Hymes richtete den Blick seiner runden Raubvogelaugen erst auf den Mann, dann auf den Revolver in meiner Hand. Er erkannte, dass ich seinen Bauchnabel als das Schwarze in einer Zielscheibe ansah, und es wurde ihm klar, dass ich bei der kurzen Entfernung, die uns trennte, nicht besonders weit daneben treffen würde.

Er streckte eine Hand aus, schloss die Finger um Grace' Arm und versuchte, sie vor sich zu ziehen. Andere als Kugelfang zu benutzen, entsprach seinem wichtigsten Charakterzug.

Mit zwei großen Schritten stand ich vor ihm und verkürzte den Abstand zwischen der Revolvermündung und seinem Bauchnabel auf lächerliche vier Inch.

»Warum willst du einen Mann über Bord werfen lassen, der bereit ist, für dich zu arbeiten?«, fragte ich. »Ich weiß nicht, welches Geschäft du betreibst, aber ich bin gelehrig.« Ich suchte seinen Blick. »Und ich mache alles.«

»Ich arbeite nicht mit Fremden«, antwortete er finster.

»Mach eine Ausnahme«, schlug ich vor.

Er schwieg.

Langsam setzte ich hinzu: »Du hast keine andere Wahl, als mit mir eine Ausnahme zu machen. Ich kann nicht gut schwimmen.«

Eine neue Stimme hallte übers Schiff. »He du! Wirf deine Kanone weg!«

Ich hob den Kopf. Auf der Kommandobrücke stand der grauhaarige Teller, den Hymes hinaufgeschickt hatte, um die Blue Star in Gang zu bringen. Er hielt eine kurzläufige Maschinenpistole in der Hand.

»Lass fallen!«, wiederholte er.

Ich schob die Hand vor und überbrückte die letzten fünf Inch zwischen Hymes' Haut und der Mündung. Nein, ich stieß sie ihm nicht in die Magengrube. Sanft setzte ich die Mündung auf.

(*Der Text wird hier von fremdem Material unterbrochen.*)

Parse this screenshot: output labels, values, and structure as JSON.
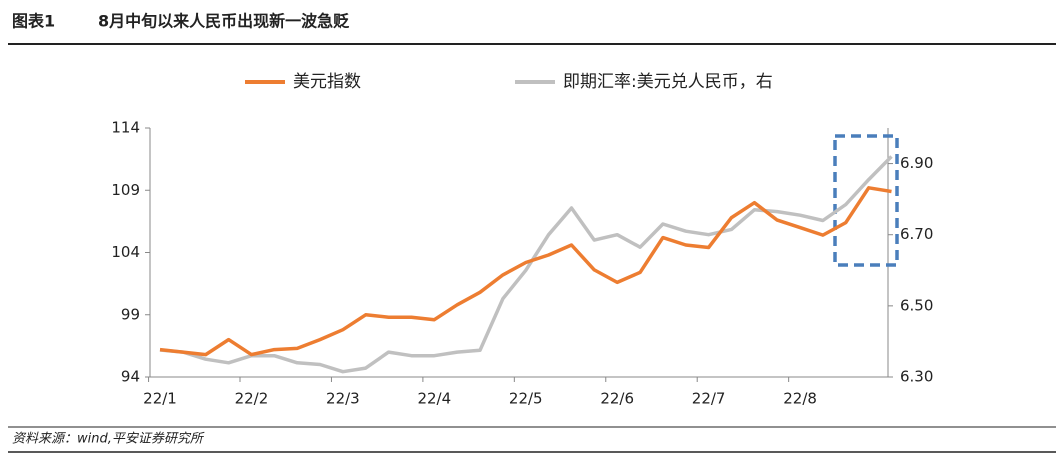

Ich spürte, wie er zusammenschauerte.

»Dein Mann kann nicht verhindern, dass ich den Finger krümme, Hymes, und wenn es das Letzte ist, das ich auf dieser Welt tue.« Ich lächelte. »Lass uns das hässliche Spiel beenden. Wenn du für mich Verwendung hast, werde ich gute Arbeit leisten. Wenn nicht, setz mich im nächsten Hafen ab, den dein Boot anläuft. Ich nehme nicht an, dass du als erstes Ziel einen Hafen in den USA ansteuern wirst.«

Sein Gesicht verriet, wie wenig ihm der Vorschlag gefiel. Er hasste es, zu einer Entscheidung gezwungen zu werden, die ihm nicht schmeckte. Hinter der gefurchten Stirn zermarterte er sein Gehirn auf der Suche nach einem Ausweg, der ihn von der Revolvermündung weggebracht und ihm doch die Möglichkeit verschafft hätte, mich den Haien zum Fraß vorzuwerfen.

In diesem Augenblick kam Loogby, der blonde Junge, der für die Funkbude zuständig war, aus der Kajüte links neben der Brückenleiter.

Erstaunt blickte er sich um. Mit einem Kopfhörer auf den Ohren hatte er von der Auseinandersetzung auf Deck nichts mitbekommen.

»Boss ...«, begann er, brach ab und starrte auf den Revolver.

»Sprich weiter«, sagte Hymes.

»Sie melden den Tod eines Constable Lieutenant und die Verletzung eines amerikanischen Agenten. Nassau schickt einen Hubschrauber.« Loogby stotterte bei seinem Bericht und konnte die Augen nicht vom Revolver wenden. Bestimmt hatte er Hymes noch nie in einer solchen Situation gesehen.